The amendment also includes provisions that could prove even more far-reaching by increasing the president’s power to act without oversight, legal experts said.

It would remove an independent advisory council that the president currently must consult before appointing people to important, nonpartisan posts like Supreme Court judgeships and Sri Lanka’s human rights and electoral commissions. In its place would be a parliamentary council that the president could ignore if it failed to act.

“It would mean that in the future the president will be in control of many independent institutions,” said Rohan Edrisinha, a Sri Lankan constitutional scholar. “That is going to have a serious impact on justice, human rights, free elections and the future of our democracy.”

Mr. Rajapaksa was re-elected in January by a wide margin after his government’s decisive May 2009 defeat of the Tamil Tiger insurgency, which had raged for 25 years and defied the efforts of his predecessors. He easily defeated his main opponent, Sarath Fonseka, a former general who had been a close ally but broke with the president. A motley coalition of opposition parties drafted Mr. Fonseka, who had executed the ruthless and highly successful military strategy that defeated the 25-year-old Tamil Tiger insurgency.

After the election Mr. Fonseka was arrested and court-martialed. The government said he had broken the law by politicking while in uniform and mishandling weapons contracts, but his supporters saw the arrest as evidence that the president was solidifying his grip on power by going after opponents.

Sri Lanka’s Constitution features a strong executive presidency, and many analysts have argued that a country with such a long history of religious, ethnic and regional strife needs to devolve, not concentrate power. Indeed, Mr. Rajapaksa himself campaigned on promises to give more power to regional governments within Sri Lanka as a way to avoid future conflicts with its Tamil and Muslim minorities.

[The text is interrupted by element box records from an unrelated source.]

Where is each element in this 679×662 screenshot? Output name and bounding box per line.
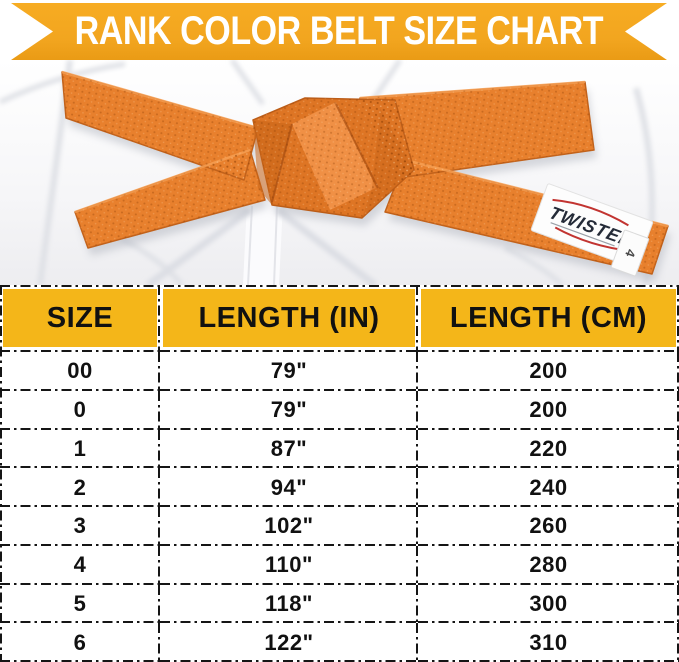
table-cell: 110": [160, 545, 418, 585]
table-cell: 00: [0, 352, 160, 391]
header-cell-size: SIZE: [0, 285, 160, 352]
column-header-label: LENGTH (IN): [198, 301, 380, 334]
table-cell: 300: [418, 584, 679, 624]
table-cell: 220: [418, 429, 679, 469]
table-cell: 1: [0, 429, 160, 469]
label-fine-print-line: [550, 222, 615, 247]
banner-title: RANK COLOR BELT SIZE CHART: [74, 9, 604, 53]
header-cell-length-in: LENGTH (IN): [160, 285, 418, 352]
table-cell: 4: [0, 545, 160, 585]
size-chart-table: SIZE LENGTH (IN) LENGTH (CM) 00 79" 200 …: [0, 285, 679, 662]
table-cell: 79": [160, 390, 418, 430]
gi-center-seam: [145, 202, 378, 288]
column-header-label: LENGTH (CM): [449, 301, 648, 334]
table-cell: 200: [418, 352, 679, 391]
table-cell: 0: [0, 390, 160, 430]
header-cell-length-cm: LENGTH (CM): [418, 285, 679, 352]
belt-photo-illustration: TWISTER 4: [0, 58, 679, 288]
label-swoosh-top: [552, 198, 629, 227]
table-cell: 2: [0, 468, 160, 507]
table-cell: 94": [160, 468, 418, 507]
size-tag: 4: [610, 229, 650, 277]
table-cell: 3: [0, 507, 160, 546]
table-cell: 280: [418, 545, 679, 585]
column-header-label: SIZE: [46, 301, 114, 334]
banner-ribbon: RANK COLOR BELT SIZE CHART: [11, 3, 667, 60]
product-photo: TWISTER 4: [0, 58, 679, 288]
table-cell: 118": [160, 584, 418, 624]
table-cell: 102": [160, 507, 418, 546]
table-cell: 240: [418, 468, 679, 507]
table-cell: 122": [160, 623, 418, 662]
table-cell: 310: [418, 623, 679, 662]
table-cell: 5: [0, 584, 160, 624]
table-cell: 87": [160, 429, 418, 469]
table-cell: 6: [0, 623, 160, 662]
table-cell: 260: [418, 507, 679, 546]
table-cell: 79": [160, 352, 418, 391]
table-cell: 200: [418, 390, 679, 430]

Mr. Rajapaksa’s spokesman, Lucien Rajakarunanayake, said that given the president’s popularity and the difficult road ahead in rebuilding the country, it made sense to remove term limits.

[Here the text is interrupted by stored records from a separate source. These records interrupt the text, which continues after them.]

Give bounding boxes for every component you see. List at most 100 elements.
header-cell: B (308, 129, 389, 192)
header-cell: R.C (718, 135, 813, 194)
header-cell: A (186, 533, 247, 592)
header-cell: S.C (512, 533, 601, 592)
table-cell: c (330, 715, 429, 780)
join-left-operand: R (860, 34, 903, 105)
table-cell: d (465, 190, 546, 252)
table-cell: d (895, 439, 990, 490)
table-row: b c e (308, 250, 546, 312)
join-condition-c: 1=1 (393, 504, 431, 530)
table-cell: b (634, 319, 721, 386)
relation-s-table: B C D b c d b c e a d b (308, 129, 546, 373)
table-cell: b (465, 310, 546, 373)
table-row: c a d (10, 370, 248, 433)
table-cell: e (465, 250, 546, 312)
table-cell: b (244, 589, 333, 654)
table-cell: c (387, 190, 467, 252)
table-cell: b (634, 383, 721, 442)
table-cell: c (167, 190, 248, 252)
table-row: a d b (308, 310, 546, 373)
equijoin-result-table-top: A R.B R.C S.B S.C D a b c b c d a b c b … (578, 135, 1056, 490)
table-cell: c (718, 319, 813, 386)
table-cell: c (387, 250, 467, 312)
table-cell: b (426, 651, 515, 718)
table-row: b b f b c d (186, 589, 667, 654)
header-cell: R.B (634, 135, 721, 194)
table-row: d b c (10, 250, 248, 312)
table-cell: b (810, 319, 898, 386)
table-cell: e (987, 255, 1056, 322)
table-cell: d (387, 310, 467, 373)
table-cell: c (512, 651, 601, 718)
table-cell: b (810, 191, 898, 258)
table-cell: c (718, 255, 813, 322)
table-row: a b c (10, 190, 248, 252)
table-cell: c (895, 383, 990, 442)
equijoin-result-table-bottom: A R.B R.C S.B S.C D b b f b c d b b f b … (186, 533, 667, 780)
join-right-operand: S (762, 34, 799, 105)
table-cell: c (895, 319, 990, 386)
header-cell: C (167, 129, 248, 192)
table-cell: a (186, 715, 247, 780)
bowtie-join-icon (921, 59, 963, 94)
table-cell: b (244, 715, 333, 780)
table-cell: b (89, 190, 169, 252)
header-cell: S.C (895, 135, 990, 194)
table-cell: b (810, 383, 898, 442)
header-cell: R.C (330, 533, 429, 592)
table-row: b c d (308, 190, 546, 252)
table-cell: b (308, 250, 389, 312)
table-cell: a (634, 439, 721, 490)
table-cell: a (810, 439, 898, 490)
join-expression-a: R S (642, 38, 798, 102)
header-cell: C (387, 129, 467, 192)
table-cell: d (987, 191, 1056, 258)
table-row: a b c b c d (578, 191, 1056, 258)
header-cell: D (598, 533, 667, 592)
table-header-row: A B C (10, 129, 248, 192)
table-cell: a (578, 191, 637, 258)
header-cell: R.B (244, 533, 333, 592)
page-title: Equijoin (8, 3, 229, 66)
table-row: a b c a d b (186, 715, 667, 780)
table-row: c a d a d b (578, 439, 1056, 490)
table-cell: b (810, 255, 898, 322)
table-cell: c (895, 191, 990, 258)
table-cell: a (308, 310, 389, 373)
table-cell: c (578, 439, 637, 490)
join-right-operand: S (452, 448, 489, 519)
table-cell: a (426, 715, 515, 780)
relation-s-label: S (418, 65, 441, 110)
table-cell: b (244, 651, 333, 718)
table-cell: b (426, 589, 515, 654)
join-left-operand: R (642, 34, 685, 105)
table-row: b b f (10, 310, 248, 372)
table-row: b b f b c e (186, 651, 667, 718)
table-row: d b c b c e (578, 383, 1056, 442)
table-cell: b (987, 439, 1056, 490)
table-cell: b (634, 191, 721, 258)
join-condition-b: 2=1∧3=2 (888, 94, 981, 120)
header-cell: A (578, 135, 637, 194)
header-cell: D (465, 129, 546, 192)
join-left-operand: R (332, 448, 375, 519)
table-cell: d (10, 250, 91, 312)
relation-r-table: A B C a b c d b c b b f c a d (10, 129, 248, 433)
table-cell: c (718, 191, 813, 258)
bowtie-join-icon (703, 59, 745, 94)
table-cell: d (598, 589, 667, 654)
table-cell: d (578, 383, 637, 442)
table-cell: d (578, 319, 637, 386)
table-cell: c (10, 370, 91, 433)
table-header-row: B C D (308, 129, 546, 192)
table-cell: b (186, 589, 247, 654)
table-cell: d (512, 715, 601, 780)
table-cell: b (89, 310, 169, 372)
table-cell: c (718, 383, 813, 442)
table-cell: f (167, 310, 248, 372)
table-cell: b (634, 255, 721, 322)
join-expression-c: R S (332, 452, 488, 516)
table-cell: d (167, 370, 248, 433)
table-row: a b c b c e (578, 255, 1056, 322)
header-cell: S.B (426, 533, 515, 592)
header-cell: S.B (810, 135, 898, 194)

“This is a president who has a huge mandate and has to do a great deal of work to make sure the country moves forward,” he said.

He dismissed the notion that the abolition of the independent advisory council would make the president more powerful. The previous panel was perpetually deadlocked, he said, and the new body would work more efficiently.

Dayan Jayatilleka, a diplomat political analyst who was Sri Lanka’s ambassador to the United Nations until he was removed in 2009, said that the changes simply formalize the vast enlargement of presidential power that has already take place.

“It is a constitutionalization of the wartime presidency,” he said.

But he added that opposition politicians are as much to blame for this expansion of presidential power. The main opposition party, the United National Party, is in shambles, and several of its members have defected to support Mr. Rajapaksa’s amendment. Sri Lanka’s Constitution, written when the country had a strong two-party system, did not envision that the second party would become so weak, Mr. Jayatilleka said.

“In the past neither party would be sufficiently popular or unpopular to permit constitutional change,” he said. “Clearly that has changed.”